Genauso kraftvoll, wie ich mir Gebären im Stall vorstelle: Provisorisch wird da ein sicherer Ort geschaffen, der dann aus dem Nichts heraus für Jahrtausende der Inbegriff von Geburt ist – vom Menschsein Gottes.
Kein Hexenwerk
Dieser Gottesdienst im Treppenhaus ist kein Hexenwerk, und Theologie muss man dafür auch nicht studiert haben. Ein Priester in meinem Umfeld sagte mal, ein Gebet sei eine ziemlich einfache Geschichte: „Hallo, Bitte, Danke, Tschüss.“ Was er damit sagen wollte: Sie können einfach losbeten, und Sie können bei Bedarf auch zu Hause einen Gottesdienst feiern – er muss nicht perfekt sein.

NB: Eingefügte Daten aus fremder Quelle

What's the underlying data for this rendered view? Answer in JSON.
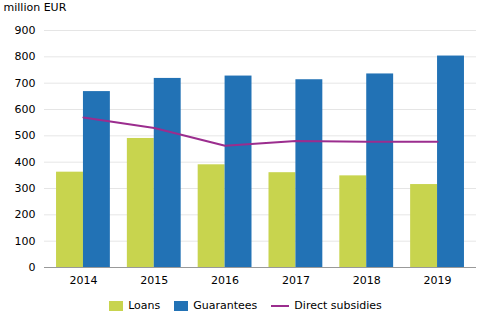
{
  "chart_data": {
    "type": "bar",
    "ylabel": "million EUR",
    "categories": [
      "2014",
      "2015",
      "2016",
      "2017",
      "2018",
      "2019"
    ],
    "series": [
      {
        "name": "Loans",
        "type": "bar",
        "color": "#c8d44e",
        "values": [
          362,
          490,
          390,
          360,
          348,
          315
        ]
      },
      {
        "name": "Guarantees",
        "type": "bar",
        "color": "#2272b5",
        "values": [
          668,
          718,
          727,
          713,
          735,
          803
        ]
      },
      {
        "name": "Direct subsidies",
        "type": "line",
        "color": "#9b2d8e",
        "values": [
          570,
          530,
          462,
          480,
          478,
          478
        ]
      }
    ],
    "ylim": [
      0,
      900
    ],
    "yticks": [
      0,
      100,
      200,
      300,
      400,
      500,
      600,
      700,
      800,
      900
    ],
    "grid": true,
    "legend": "bottom"
  }
}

Was hat das mit uns zu tun?
Im Treppenhaus wird es in etwa so: Ich begrüße die Menschen, ich begrüße Gott. Wir singen „Stille Nacht“. Jemand liest aus der Bibel vor oder erzählt die Weihnachtsgeschichte nach. Und dann kommt der wichtigste Teil: Die Frage, was das mit uns zu tun hat. Vielleicht erzählen wir uns von den eigenen Geburtserfahrungen – von der Urgewalt, dem Gefühl des Wunders, wenn es geschafft ist. Möglicherweise beschreiben wir uns, was für Wunder wir dieses Jahr erlebt haben, und wovor wir Angst hatten. Oder wir sitzen einfach still da und starren in die Kerzen, einen Strohhalm zwischen den Fingern.
Bitten beleuchten
Mein Mann spielt Klavier, vielleicht einen Klassiker wie „Da ist ein Ros’ entsprungen“.

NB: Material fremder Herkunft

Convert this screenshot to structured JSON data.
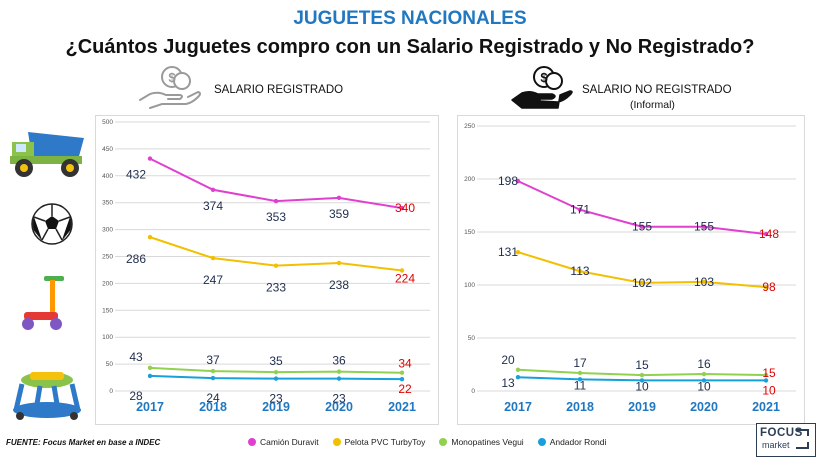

Und dann bitten wir Gott um das, was sich in der Welt verändern soll, wir bitten für die, an die wir denken und für die, an die niemand mehr denkt. Alle Nachbarn haben für ihre Bitten kleine Teelichter – so werden auch unausgesprochene Dinge beleuchtet.
Wir beten ein Vaterunser, das können die meisten noch auswendig. Dann wünschen wir uns den Frieden – an einem langen Kletterseil fassen alle an, auf Abstand berührt und verbunden.
Schließlich ist da der Dank. Vielleicht hat jemand dafür die perfekten Worte. Vielleicht ist es auch einfach sehr still, weil alle ganz bei sich sind. Tschüss sage ich mit einem Segen, dem guten Wunsch, dass Gott mehr Wunder als Angst in das eigene Leben bringen soll, dass wir uns von ihm umgeben fühlen können. Nun ist es Zeit für „Oh du Fröhliche“ – für das schief gesungene, getragene und perfekte Weihnachtslied schlechthin.
Die Nachbarn und wir – vielleicht trinken wir dann noch etwas im Treppenhaus und essen Schokolade. Vielleicht geht auch jeder zurück in die eigene Wohnung.